Graphical representation of numerical solutions using QLM-FSVLFs technique (left) and related REFs (right) with \((\gamma ,\sigma )=(1.75,0.75)\), \(K=10\), \(\alpha =\gamma\), \(m,Bi=1\), \(A=2\) and various \(\lambda\).

Figure 11

Graphical representation of approximate solutions by using QLM-FSVLFs technique (left) and associated REFs (right) with \((\gamma ,\sigma )=(1.75,0.75)\), \(K=10\), \(\alpha =\gamma\), \(\lambda ,Bi=1\), \(A=2\) and various m.

In the final stage, let us investigate the effects of using the boundary condition parameter Bi on the calculations of QLM-GFSVLFs. The \(L_{\infty }\) error norms (4.19) together with the corresponding numerical order of convergences calculated via (4.20) are further shown in Table 8 for the values of \(m=0.25,0.5,1,2,5\). It can be evidently seen that the developed QLM-FSVLFs technique produces high-order accurate outcomes when applied to the model (1.4).

Table 8 The results of \(\mathcal {E}_{\infty }\) error norms and the corresponding \(\text{ ord}_R^{\infty }\) for \(m,\lambda =1,\) \(A=2\), \((\gamma ,\sigma =(1.75,0.75)\), \(\alpha =\gamma\), and different Bi, K.

Conclusions

A numerical spectral collocation procedure relied on the (novel) fractional-order shifted Vieta–Lucas functions (FSVLFs) designed to get the polynomial solutions to a class of nonlinear fractional-order two-point boundary value problems with singularity arising in modeling of heat conduction of the human head.

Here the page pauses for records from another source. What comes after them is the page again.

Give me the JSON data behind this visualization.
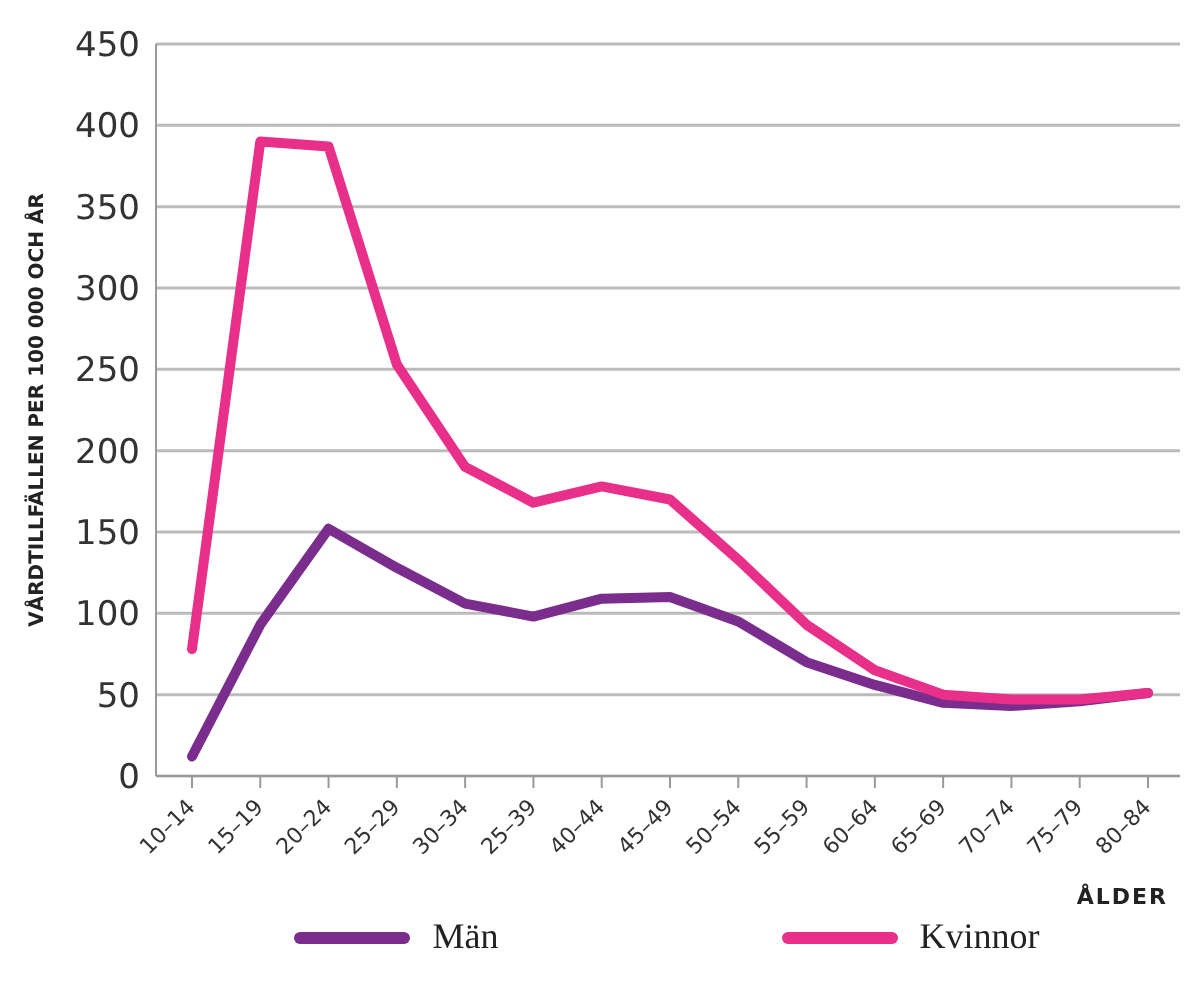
{
  "chart_data": {
    "type": "line",
    "ylabel": "VÅRDTILLFÄLLEN PER 100 000 OCH ÅR",
    "xlabel": "ÅLDER",
    "categories": [
      "10–14",
      "15–19",
      "20–24",
      "25–29",
      "30–34",
      "25–39",
      "40–44",
      "45–49",
      "50–54",
      "55–59",
      "60–64",
      "65–69",
      "70–74",
      "75–79",
      "80–84"
    ],
    "series": [
      {
        "name": "Män",
        "color": "#7b2d8e",
        "values": [
          12,
          93,
          152,
          128,
          106,
          98,
          109,
          110,
          95,
          70,
          56,
          45,
          43,
          46,
          51
        ]
      },
      {
        "name": "Kvinnor",
        "color": "#e8308a",
        "values": [
          78,
          390,
          387,
          253,
          190,
          168,
          178,
          170,
          133,
          93,
          65,
          50,
          47,
          47,
          51
        ]
      }
    ],
    "ylim": [
      0,
      450
    ],
    "yticks": [
      0,
      50,
      100,
      150,
      200,
      250,
      300,
      350,
      400,
      450
    ],
    "grid": "y",
    "legend": "bottom",
    "marker": "none",
    "line_style": "solid"
  }
}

Both fractional derivative operators are interpreted in the sense of Liouville–Caputo’s derivative. To conquer the inherit nonlinearity of the model problem, the quasilinearization method (QLM) is utilized to reach at a family of linearized subequations. Hence, we solved this family of equations through using the spectral matrix collocation scheme relied on the FSVLFs. Theoretically, we proved that the related series solution of FSVLFs is convergent in the weighted \(L_2\) norm. In particular, we showed that the series of FSVLFs is uniformly convergent of order \(\mathcal {O}(K^{-3})\), where K is the number of FSVLFs used in the approximation. Simulation results are provided to verify our theoretical findings and illustrate the effectiveness of the presented QLM-FSVLFs scheme. Numerical results are well tabulated through tables against the various model parameters \(m,\lambda ,Bi,A\) as well as fractional orders \(\gamma\) and \(\sigma\). We have compared our outcomes and plots with those reported by the PLSM²¹ and there is a good level of agreement in our results. The reported rate of convergence shows that the QLM-FSVLFs method converges exponentially as the number of bases increases. The proposed QLM-FSVLFs technique with high-order accuracy can be easily generalized to tackle various multi-order multi-dimensional fractional model problems with applications in various disciplines of science and engineering.